Findings from a planned interim analysis of the Ib/II Study 111 showed that lenvatinib (Lenvima) plus pembrolizumab (Keytruda) induced a disease control rate of 94% in patients with metastatic clear cell renal cell carcinoma (RCC) who regressed following treatment with a programmed cell death protein 1/programmed cell death-ligand 1 inhibitor.
“These are very dramatic results,” study author Chung-Han Lee, MD, PhD, a medical oncologist at Memorial Sloan Kettering Cancer Center in New York City, said in an interview with CancerNetwork® ahead of the International Kidney Cancer Symposium, held November 15-16, in Miami. “It’s the first data…looking at any of the (tyrosine kinase inhibitor [TKI]/immunotherapy) combinations after people have already progressed on a checkpoint inhibitor. It’s essentially the only data that we have for this type of combination in this space.”
The open-label study was originally designed as a phase Ib/II study for patients across multiple tumor types who had one or more prior lines of therapy with a checkpoint inhibitor, and involves up to 360 participants, including 33 patients in the metastatic clear cell RCC subgroup. Lee said the trial is still recruiting patients and hopes to eventually accrue a population of 100. Patients were assigned to 20 mg daily lenvatinib plus 200 mg intravenous pembrolizumab every 3 weeks until progression or toxicity.
The objective response rate (ORR) at week 24, the primary end point, was 61% (95% CI, 42%-77%). The confirmed ORR by investigator review was 64% (95% CI, 45%-80%) and was made up of all partial responses. An additional 10 patients (30%) had stable disease and 2 (6%) were not evaluable for response. The duration of response was 9.1 months (95% CI, 6.1-not evaluable). The median time to response in responders was 1.6 months (95% CI, 1.1-14.0). Progression-free survival was 11.3 months (95% CI, 7.3–not evaluable) using the immune-related Response Evaluation Criteria in Solid Tumors.

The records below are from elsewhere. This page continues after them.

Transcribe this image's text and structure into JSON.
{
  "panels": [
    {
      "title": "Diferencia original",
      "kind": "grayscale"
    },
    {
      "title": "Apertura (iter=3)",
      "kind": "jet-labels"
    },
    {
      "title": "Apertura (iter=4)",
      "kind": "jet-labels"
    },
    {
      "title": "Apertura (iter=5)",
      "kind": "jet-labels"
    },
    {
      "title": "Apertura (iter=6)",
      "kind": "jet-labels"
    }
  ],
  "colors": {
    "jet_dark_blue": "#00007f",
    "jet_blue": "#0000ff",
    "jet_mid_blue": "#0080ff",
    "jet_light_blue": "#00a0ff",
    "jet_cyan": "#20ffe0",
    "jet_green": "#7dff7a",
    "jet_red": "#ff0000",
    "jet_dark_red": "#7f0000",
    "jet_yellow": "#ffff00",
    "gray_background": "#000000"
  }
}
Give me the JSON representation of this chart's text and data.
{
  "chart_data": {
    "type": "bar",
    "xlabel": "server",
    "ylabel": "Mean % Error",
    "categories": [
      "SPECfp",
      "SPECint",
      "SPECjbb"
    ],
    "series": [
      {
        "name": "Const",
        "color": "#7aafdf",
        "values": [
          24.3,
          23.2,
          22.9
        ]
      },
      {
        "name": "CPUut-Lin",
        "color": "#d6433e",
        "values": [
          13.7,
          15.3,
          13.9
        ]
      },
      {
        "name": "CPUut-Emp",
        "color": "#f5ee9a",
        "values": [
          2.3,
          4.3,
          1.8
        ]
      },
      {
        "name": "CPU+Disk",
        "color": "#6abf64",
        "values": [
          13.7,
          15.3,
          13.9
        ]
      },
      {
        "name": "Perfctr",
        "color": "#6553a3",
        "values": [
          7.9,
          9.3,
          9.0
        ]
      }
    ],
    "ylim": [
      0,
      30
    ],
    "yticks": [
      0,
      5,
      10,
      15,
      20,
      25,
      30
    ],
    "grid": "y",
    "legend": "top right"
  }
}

Lee stated that the safety results were “fairly characteristic” of patients treated with a VEGF/immune checkpoint inhibitor combination. Eighteen of the 33 patients had grade 3 or 4 adverse events, the most common being diarrhea, fatigue, and dysphoria. Six patients (18%) experienced any-grade hypothyroidism and 2 each (6%) experienced colitis, hyperthyroidism, or a severe skin reaction. One patient developed pneumonitis.
The results show that there are options even after a single immune checkpoint inhibitor has been exhausted, said Lee. “I think it becomes a really important question, because right now in the first-line setting a lot of people are either being treated with dual checkpoint inhibitors such as (ipilimumab [Yervoy]/nivolumab [Opdivo]) or are being treated with some TKI/(immunotherapy) combination,” Lee said.
“What the protocol and the results of the clinical trial that we did really shows is that, in this space, we can still get quite impressive responses to a combination like lenvatinib plus pembrolizumab,” he added. “It really is promising—it really is the first prospective data that we have for this kind of combination in this setting—and it certainly is very exciting, and the adverse events are manageable.”
The trial will continue into 2020. Although it is still too early to determine overall survival, the combination is also being tested as a first-line treatment in a phase III trial, Lee said. “I think we’re very excited to see what the final results will end up being,” he added.
1. Lee C, Shah A, Makker V, et al. Phase 2 study of lenvatinib plus pembrolizumab for disease progression after PD-1/PD-L1 immune checkpoint inhibition (ICI) in metastatic clear cell (MCC) renal cell carcinoma (RCC): results of an interim analysis. Presented at: the 18th International Kidney Cancer Symposium; November 15-16, 2019; Miami, FL.